Roberto Eduardo Leon, the Montgomery County employe who obtained minority status after changing his name from Robert E. Lee, yesterday lost that minority designation as a result of a decision by County Executive Charles W. Gilchrist.

From now on, any employe wishing to change an ethnic designation will be judged by an employes' committee, which will make recommendations to the government's chief administrative officer the final arbiter in the matter.

Leon 56, a retired Navy captain who works in the Department of Environmental Protection's pollution control division, legally changed his name Feb. 21. Subsequently, he was reclassified at his own request from white male to Hispanic by Peter Chen, the county's director of employe relations.

Although some of his friends still fall him "Bob Lee," his new status made him eligible for promotion over other white males. He has applied for two jobs recently, was rejected for one and hasn't heard about the other.
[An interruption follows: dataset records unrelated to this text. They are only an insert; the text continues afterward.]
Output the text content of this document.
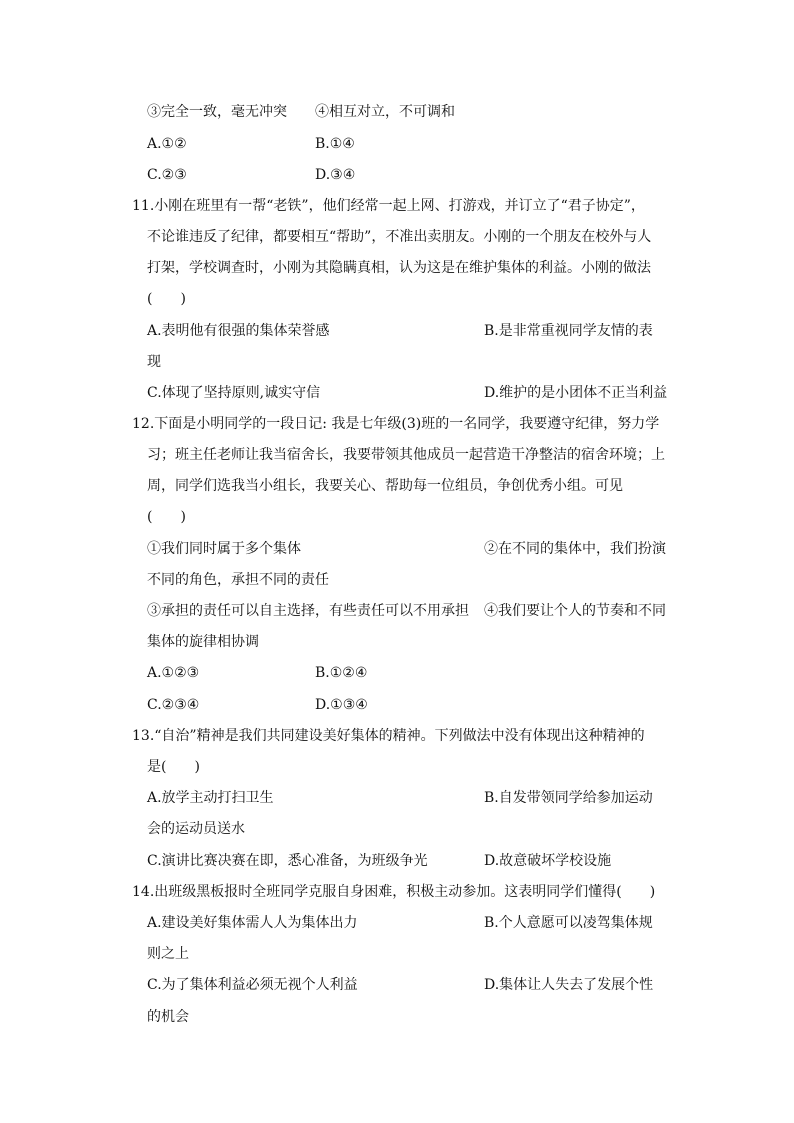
③完全一致，毫无冲突 ④相互对立，不可调和
A.①②	B.①④
C.②③	D.③④
11.小刚在班里有一帮“老铁”，他们经常一起上网、打游戏，并订立了“君子协定”，
不论谁违反了纪律，都要相互“帮助”，不准出卖朋友。小刚的一个朋友在校外与人
打架，学校调查时，小刚为其隐瞒真相，认为这是在维护集体的利益。小刚的做法
(　　)
A.表明他有很强的集体荣誉感	B.是非常重视同学友情的表
现
C.体现了坚持原则,诚实守信	D.维护的是小团体不正当利益
12.下面是小明同学的一段日记: 我是七年级(3)班的一名同学，我要遵守纪律，努力学
习；班主任老师让我当宿舍长，我要带领其他成员一起营造干净整洁的宿舍环境；上
周，同学们选我当小组长，我要关心、帮助每一位组员，争创优秀小组。可见
(　　)
①我们同时属于多个集体	②在不同的集体中，我们扮演
不同的角色，承担不同的责任
③承担的责任可以自主选择，有些责任可以不用承担 ④我们要让个人的节奏和不同
集体的旋律相协调
A.①②③	B.①②④
C.②③④	D.①③④
13.“自治”精神是我们共同建设美好集体的精神。下列做法中没有体现出这种精神的
是(　　)
A.放学主动打扫卫生	B.自发带领同学给参加运动
会的运动员送水
C.演讲比赛决赛在即，悉心准备，为班级争光	D.故意破坏学校设施
14.出班级黑板报时全班同学克服自身困难，积极主动参加。这表明同学们懂得(　　)
A.建设美好集体需人人为集体出力	B.个人意愿可以凌驾集体规
则之上
C.为了集体利益必须无视个人利益	D.集体让人失去了发展个性
的机会
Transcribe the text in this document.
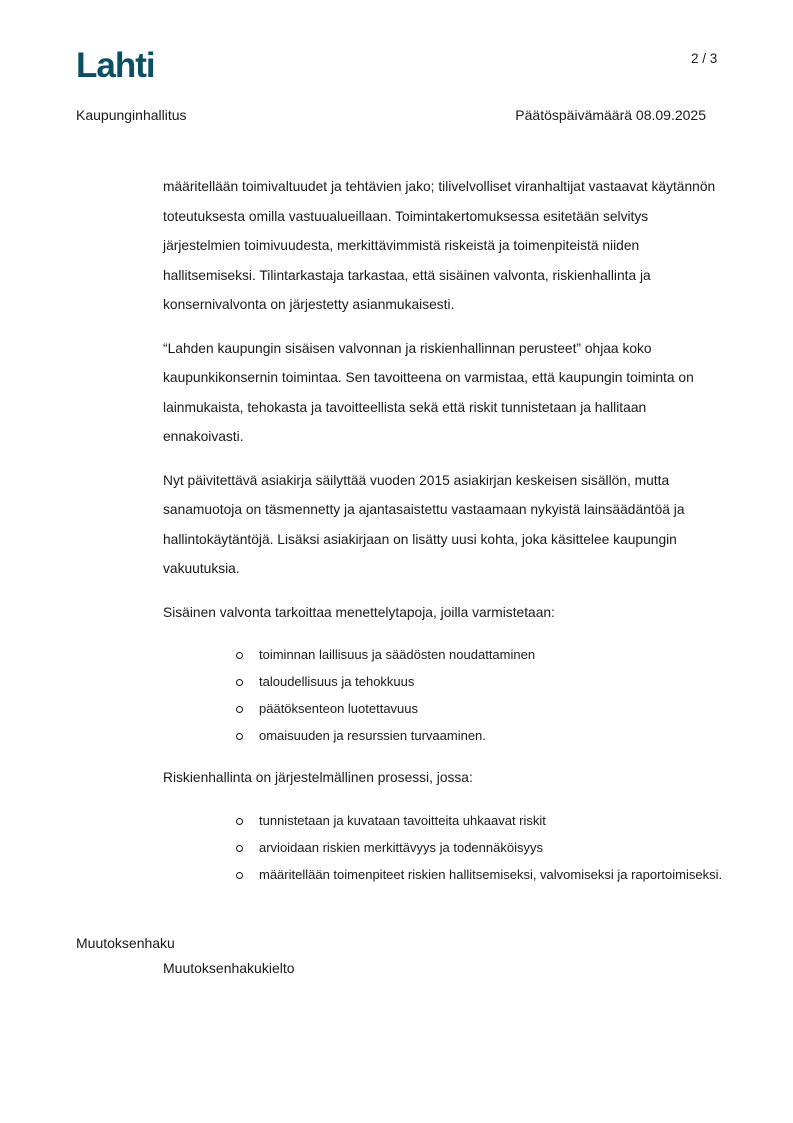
Lahti	2 / 3
Kaupunginhallitus	Päätöspäivämäärä 08.09.2025

määritellään toimivaltuudet ja tehtävien jako; tilivelvolliset viranhaltijat vastaavat käytännön toteutuksesta omilla vastuualueillaan. Toimintakertomuksessa esitetään selvitys järjestelmien toimivuudesta, merkittävimmistä riskeistä ja toimenpiteistä niiden hallitsemiseksi. Tilintarkastaja tarkastaa, että sisäinen valvonta, riskienhallinta ja konsernivalvonta on järjestetty asianmukaisesti.

“Lahden kaupungin sisäisen valvonnan ja riskienhallinnan perusteet” ohjaa koko kaupunkikonsernin toimintaa. Sen tavoitteena on varmistaa, että kaupungin toiminta on lainmukaista, tehokasta ja tavoitteellista sekä että riskit tunnistetaan ja hallitaan ennakoivasti.

Nyt päivitettävä asiakirja säilyttää vuoden 2015 asiakirjan keskeisen sisällön, mutta sanamuotoja on täsmennetty ja ajantasaistettu vastaamaan nykyistä lainsäädäntöä ja hallintokäytäntöjä. Lisäksi asiakirjaan on lisätty uusi kohta, joka käsittelee kaupungin vakuutuksia.

Sisäinen valvonta tarkoittaa menettelytapoja, joilla varmistetaan:

toiminnan laillisuus ja säädösten noudattaminen
taloudellisuus ja tehokkuus
päätöksenteon luotettavuus
omaisuuden ja resurssien turvaaminen.

Riskienhallinta on järjestelmällinen prosessi, jossa:

tunnistetaan ja kuvataan tavoitteita uhkaavat riskit
arvioidaan riskien merkittävyys ja todennäköisyys
määritellään toimenpiteet riskien hallitsemiseksi, valvomiseksi ja raportoimiseksi.
Muutoksenhaku
Muutoksenhakukielto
Gilchrist acted on advice him from the county attorney and recommendations from the employes' Affirmative Action Council. Under his ruling, any employe requesting a change in status must submit a written request with documentation substantiating the reasons and a sworn affidavit certifying its accuracy.

The review board will base its decision on "the degree to which the employe appears to belong identifies with or is regarded in the community as belonging" to a particularly racial or ethnic group.

Leon said yesterday, "It appears there are no objective methods for making a decision. This is subjective, and I thought government was to run by objective means . . . the hard evidence is that I have a Spanish grandfather . . . All I want equal opportunity."

I think the only status he has definately achieved is a certain quasi-celebrity status," said Leon's boss, Eric Mendelsohn.